Em altas temperaturas, o risco é especialmente grande: se uma criança permanecer por muito tempo no carro fechado, há risco de danos à saúde, que podem levar à morte. Lactentes e crianças pequenas estão particularmente em risco, pois não conseguem regular sua temperatura corporal e não conseguem sair do veículo sozinhas. Para evitar tais incidentes, cada vez mais carros estão equipados com os chamados sistemas de detecção de presença infantil (CPD). Esses sistemas detectam se uma criança ou um cão ainda está no carro estacionado e enviam vários sinais para alertar os proprietários de veículos ou transeuntes.
Proteção para criança e cão
Um estudo do clube de mobilidade alemão ADAC testou agora os diferentes sistemas e sua eficácia.
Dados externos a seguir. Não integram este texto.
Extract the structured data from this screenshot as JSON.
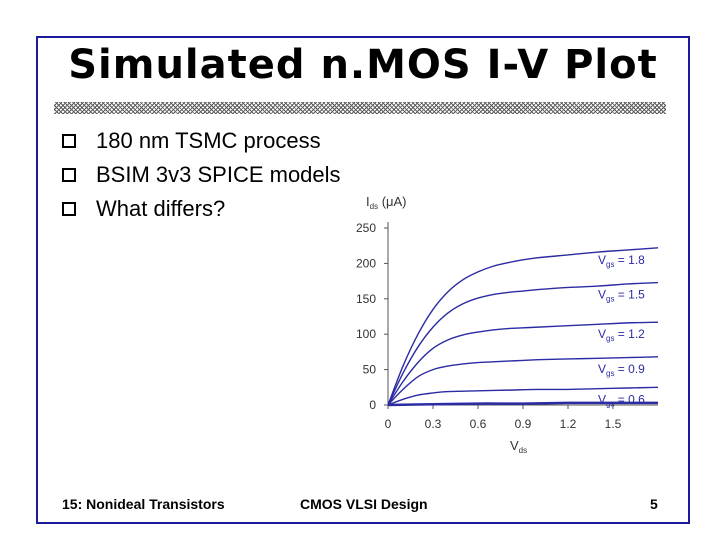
{
  "slide": {
    "title": "Simulated n.MOS I-V Plot",
    "bullets": [
      "180 nm TSMC process",
      "BSIM 3v3 SPICE models",
      "What differs?"
    ],
    "footer": {
      "left": "15: Nonideal Transistors",
      "center": "CMOS VLSI Design",
      "right": "5"
    },
    "colors": {
      "frame": "#1a1a9a",
      "curve": "#2b2ba3"
    }
  },
  "chart_data": {
    "type": "line",
    "ylabel": {
      "main": "I",
      "sub": "ds",
      "unit": " (μA)"
    },
    "xlabel": {
      "main": "V",
      "sub": "ds"
    },
    "xlim": [
      0,
      1.8
    ],
    "ylim": [
      0,
      250
    ],
    "xticks": [
      "0",
      "0.3",
      "0.6",
      "0.9",
      "1.2",
      "1.5"
    ],
    "yticks": [
      "250",
      "200",
      "150",
      "100",
      "50",
      "0"
    ],
    "grid": false,
    "series": [
      {
        "label_main": "V",
        "label_sub": "gs",
        "label_value": " = 1.8",
        "x": [
          0,
          0.1,
          0.2,
          0.3,
          0.4,
          0.5,
          0.6,
          0.7,
          0.8,
          0.9,
          1.0,
          1.2,
          1.4,
          1.6,
          1.8
        ],
        "y": [
          0,
          55,
          100,
          135,
          160,
          177,
          188,
          196,
          201,
          205,
          208,
          212,
          216,
          219,
          222
        ]
      },
      {
        "label_main": "V",
        "label_sub": "gs",
        "label_value": " = 1.5",
        "x": [
          0,
          0.1,
          0.2,
          0.3,
          0.4,
          0.5,
          0.6,
          0.7,
          0.8,
          0.9,
          1.0,
          1.2,
          1.4,
          1.6,
          1.8
        ],
        "y": [
          0,
          45,
          82,
          110,
          130,
          143,
          151,
          156,
          159,
          161,
          163,
          166,
          168,
          171,
          173
        ]
      },
      {
        "label_main": "V",
        "label_sub": "gs",
        "label_value": " = 1.2",
        "x": [
          0,
          0.1,
          0.2,
          0.3,
          0.4,
          0.5,
          0.6,
          0.7,
          0.8,
          0.9,
          1.0,
          1.2,
          1.4,
          1.6,
          1.8
        ],
        "y": [
          0,
          33,
          60,
          80,
          92,
          99,
          103,
          106,
          108,
          109,
          110,
          112,
          114,
          116,
          117
        ]
      },
      {
        "label_main": "V",
        "label_sub": "gs",
        "label_value": " = 0.9",
        "x": [
          0,
          0.1,
          0.2,
          0.3,
          0.4,
          0.5,
          0.6,
          0.7,
          0.8,
          0.9,
          1.0,
          1.2,
          1.4,
          1.6,
          1.8
        ],
        "y": [
          0,
          22,
          40,
          50,
          55,
          58,
          60,
          61,
          62,
          63,
          64,
          65,
          66,
          67,
          68
        ]
      },
      {
        "label_main": "V",
        "label_sub": "gs",
        "label_value": " = 0.6",
        "x": [
          0,
          0.1,
          0.2,
          0.3,
          0.4,
          0.6,
          0.8,
          1.0,
          1.2,
          1.4,
          1.6,
          1.8
        ],
        "y": [
          0,
          8,
          14,
          17,
          19,
          20,
          21,
          22,
          22,
          23,
          24,
          25
        ]
      },
      {
        "label_main": "",
        "label_sub": "",
        "label_value": "",
        "x": [
          0,
          0.3,
          0.6,
          0.9,
          1.2,
          1.5,
          1.8
        ],
        "y": [
          0,
          1,
          2,
          2,
          3,
          3,
          3
        ]
      }
    ]
  }
}
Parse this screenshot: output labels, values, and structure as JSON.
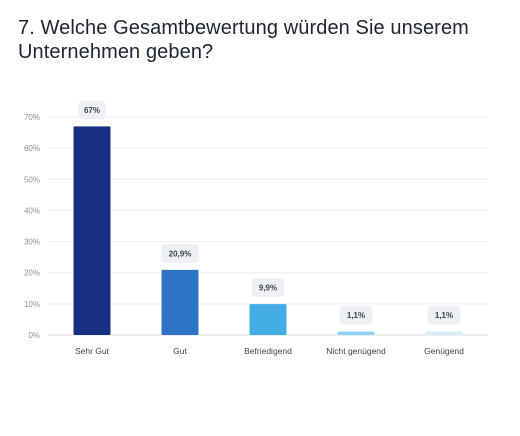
{
  "question": {
    "title": "7. Welche Gesamtbewertung würden Sie unserem Unternehmen geben?"
  },
  "chart_data": {
    "type": "bar",
    "categories": [
      "Sehr Gut",
      "Gut",
      "Befriedigend",
      "Nicht genügend",
      "Genügend"
    ],
    "values": [
      67,
      20.9,
      9.9,
      1.1,
      1.1
    ],
    "data_labels": [
      "67%",
      "20,9%",
      "9,9%",
      "1,1%",
      "1,1%"
    ],
    "bar_colors": [
      "#16307f",
      "#2e74c4",
      "#43ade4",
      "#8ed3f1",
      "#d4edf9"
    ],
    "ylim": [
      0,
      70
    ],
    "y_ticks": [
      0,
      10,
      20,
      30,
      40,
      50,
      60,
      70
    ],
    "y_tick_labels": [
      "0%",
      "10%",
      "20%",
      "30%",
      "40%",
      "50%",
      "60%",
      "70%"
    ],
    "grid": true,
    "legend": "none"
  }
}
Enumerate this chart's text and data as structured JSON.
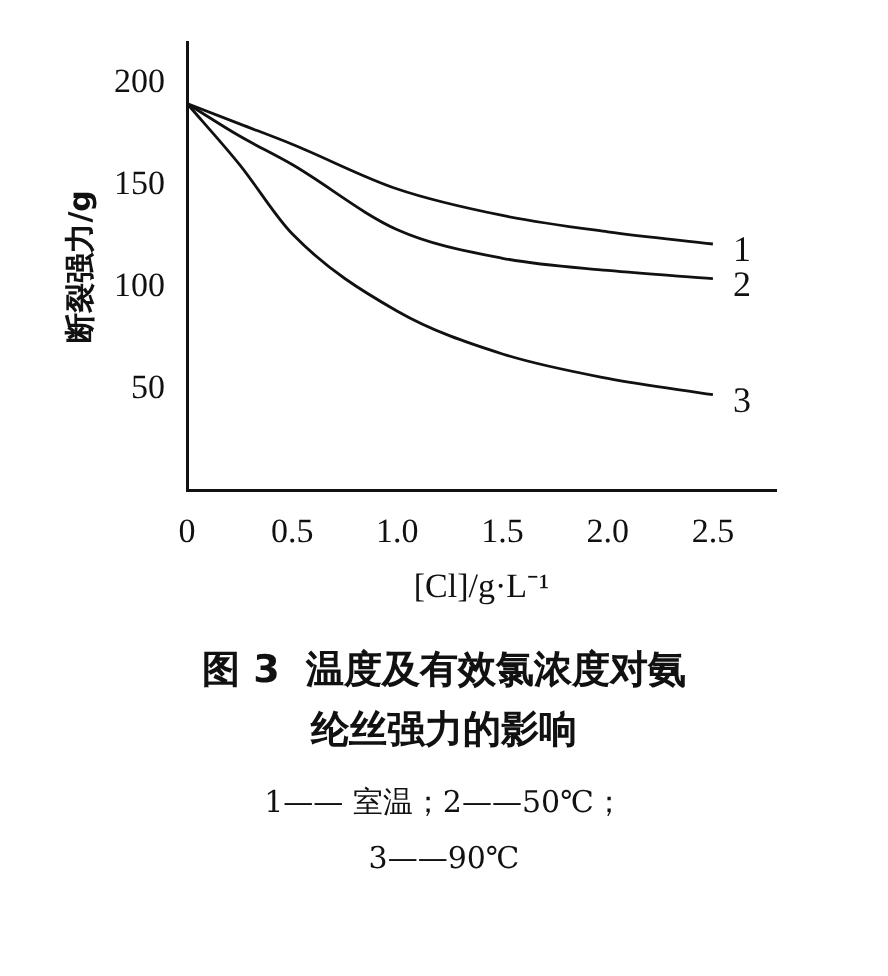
{
  "chart_data": {
    "type": "line",
    "title": "图 3  温度及有效氯浓度对氨纶丝强力的影响",
    "xlabel": "[Cl]/g·L⁻¹",
    "ylabel": "断裂强力/g",
    "x": [
      0,
      0.25,
      0.5,
      1.0,
      1.5,
      2.0,
      2.5
    ],
    "series": [
      {
        "name": "1",
        "color": "#111111",
        "values": [
          190,
          180,
          170,
          148,
          135,
          127,
          121
        ]
      },
      {
        "name": "2",
        "color": "#111111",
        "values": [
          190,
          174,
          160,
          128,
          114,
          108,
          104
        ]
      },
      {
        "name": "3",
        "color": "#111111",
        "values": [
          190,
          160,
          126,
          88,
          67,
          55,
          47
        ]
      }
    ],
    "xlim": [
      0,
      2.8
    ],
    "xticks": [
      0,
      0.5,
      {
        "value": 1,
        "label": "1.0"
      },
      1.5,
      {
        "value": 2,
        "label": "2.0"
      },
      2.5
    ],
    "ylim": [
      0,
      220
    ],
    "yticks": [
      50,
      100,
      150,
      200
    ],
    "grid": false,
    "legend": false,
    "marker": "none",
    "line_style": "solid",
    "annotations": [
      "1—— 室温；2——50℃；",
      "3——90℃"
    ]
  }
}
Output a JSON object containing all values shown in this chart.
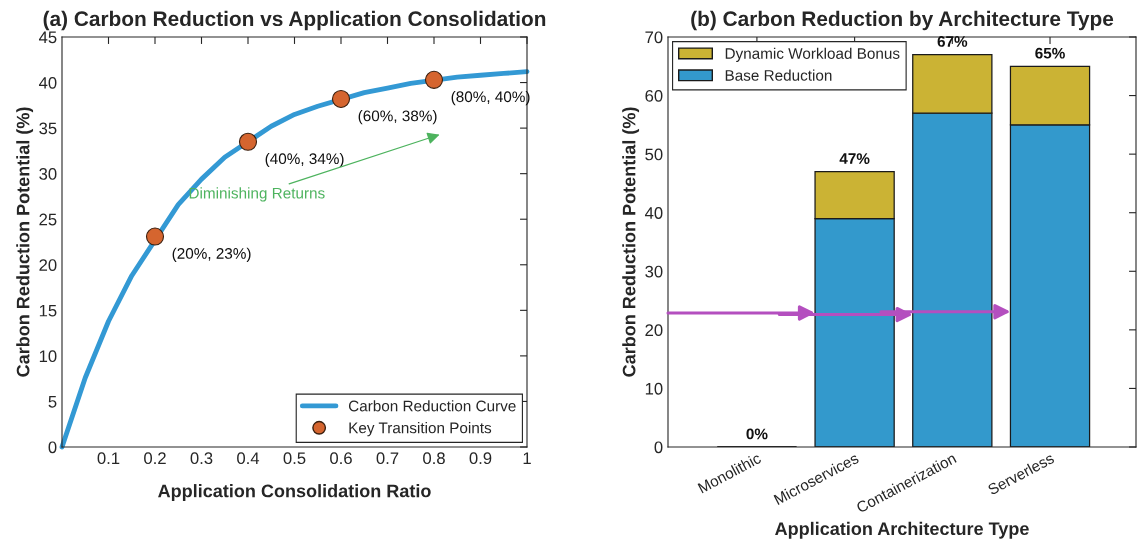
{
  "chart_data": [
    {
      "type": "line",
      "title": "(a) Carbon Reduction vs Application Consolidation",
      "xlabel": "Application Consolidation Ratio",
      "ylabel": "Carbon Reduction Potential (%)",
      "xlim": [
        0,
        1
      ],
      "ylim": [
        0,
        45
      ],
      "xticks": [
        0.1,
        0.2,
        0.3,
        0.4,
        0.5,
        0.6,
        0.7,
        0.8,
        0.9,
        1
      ],
      "yticks": [
        0,
        5,
        10,
        15,
        20,
        25,
        30,
        35,
        40,
        45
      ],
      "legend": "bottom right",
      "grid": false,
      "series": [
        {
          "name": "Carbon Reduction Curve",
          "type": "line",
          "color": "#3399d4",
          "x": [
            0,
            0.05,
            0.1,
            0.15,
            0.25,
            0.3,
            0.35,
            0.45,
            0.5,
            0.55,
            0.65,
            0.7,
            0.75,
            0.85,
            0.9,
            0.95,
            1
          ],
          "values": [
            0,
            7.6,
            13.8,
            18.8,
            26.6,
            29.4,
            31.8,
            35.2,
            36.5,
            37.4,
            38.9,
            39.4,
            39.9,
            40.6,
            40.8,
            41.0,
            41.2
          ]
        },
        {
          "name": "Key Transition Points",
          "type": "scatter",
          "marker": "circle",
          "color": "#d5652f",
          "x": [
            0.2,
            0.4,
            0.6,
            0.8
          ],
          "values": [
            23.1,
            33.5,
            38.2,
            40.3
          ]
        }
      ],
      "annotations": [
        {
          "text": "(20%, 23%)",
          "x": 0.2,
          "y": 23.1
        },
        {
          "text": "(40%, 34%)",
          "x": 0.4,
          "y": 33.5
        },
        {
          "text": "(60%, 38%)",
          "x": 0.6,
          "y": 38.2
        },
        {
          "text": "(80%, 40%)",
          "x": 0.8,
          "y": 40.3
        },
        "Diminishing Returns"
      ]
    },
    {
      "type": "bar",
      "stacked": true,
      "title": "(b) Carbon Reduction by Architecture Type",
      "xlabel": "Application Architecture Type",
      "ylabel": "Carbon Reduction Potential (%)",
      "categories": [
        "Monolithic",
        "Microservices",
        "Containerization",
        "Serverless"
      ],
      "ylim": [
        0,
        70
      ],
      "yticks": [
        0,
        10,
        20,
        30,
        40,
        50,
        60,
        70
      ],
      "legend": "top left",
      "grid": false,
      "series": [
        {
          "name": "Base Reduction",
          "color": "#3399cc",
          "values": [
            0,
            39,
            57,
            55
          ]
        },
        {
          "name": "Dynamic Workload Bonus",
          "color": "#cbb334",
          "values": [
            0,
            8,
            10,
            10
          ]
        }
      ],
      "totals": [
        "0%",
        "47%",
        "67%",
        "65%"
      ]
    }
  ]
}
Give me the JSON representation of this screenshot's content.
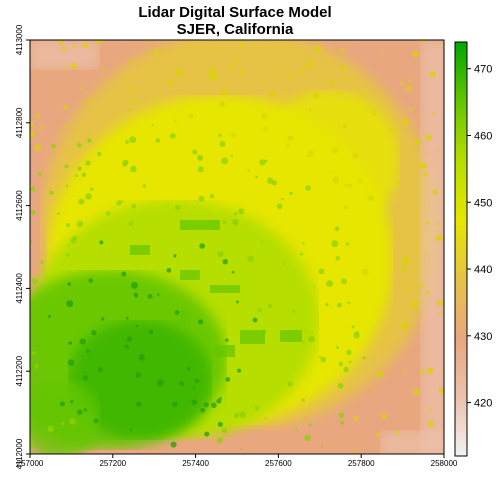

Os objetos de teste foram um boneco de um recém-nascido em um assento infantil voltado para trás e um boneco de uma criança de um ano em um assento infantil voltado para frente. Além disso, foi examinado se os sistemas também reconhecem um cão no banco traseiro. Entre os CPD, existem sistemas indiretos e diretos. Sistemas indiretos analisam informações da operação do veículo, como se o banco traseiro foi ocupado ou se a porta traseira foi aberta. Com base nessas informações, eles lembram o motorista de verificar o banco traseiro. Sistemas de medição direta usam sensores no interior do veículo para detectar movimentos, incluindo movimentos respiratórios de crianças adormecidas.
Fraquezas na detecção de recém-nascidos
Em três dos quatro carros testados, são usados CPD diretos e eles funcionam de forma confiável. Todos detectaram o boneco da criança de um ano. O sistema indireto pode apenas lembrar de uma possível ocupação com base em determinados estados do veículo. A detecção do boneco do recém-nascido no assento voltado para trás foi mais desafiadora. Nenhum dos sistemas diretos conseguiu reconhecer o boneco de forma confiável. A detecção funcionou melhor quando o assento era fixado com o cinto de segurança do veículo em vez de um encaixe isofix. Possivelmente, os pequenos movimentos respiratórios e próprios de um recém-nascido são uma causa das dificuldades na detecção. No geral, o estudo mostrou que os sistemas oferecem um bom potencial de proteção. No entanto, a variedade de diferentes configurações de passageiros e assentos continua sendo um desafio técnico.
Sinais de alerta variados
Existem também diferenças nas reações dos CPD. Alguns sistemas se limitam a um aviso no display do veículo. Outros vão muito além e ativam luzes de emergência, buzina ou funções de alarme adicionais. Em alguns casos, notificações por smartphone são enviadas ou informações para transeuntes são exibidas diretamente no display do veículo. Alguns sistemas também utilizam funções existentes do veículo, como climatização de estacionamento, para manter a temperatura interna o mais baixa possível e assim ganhar tempo adicional até a chegada de ajuda.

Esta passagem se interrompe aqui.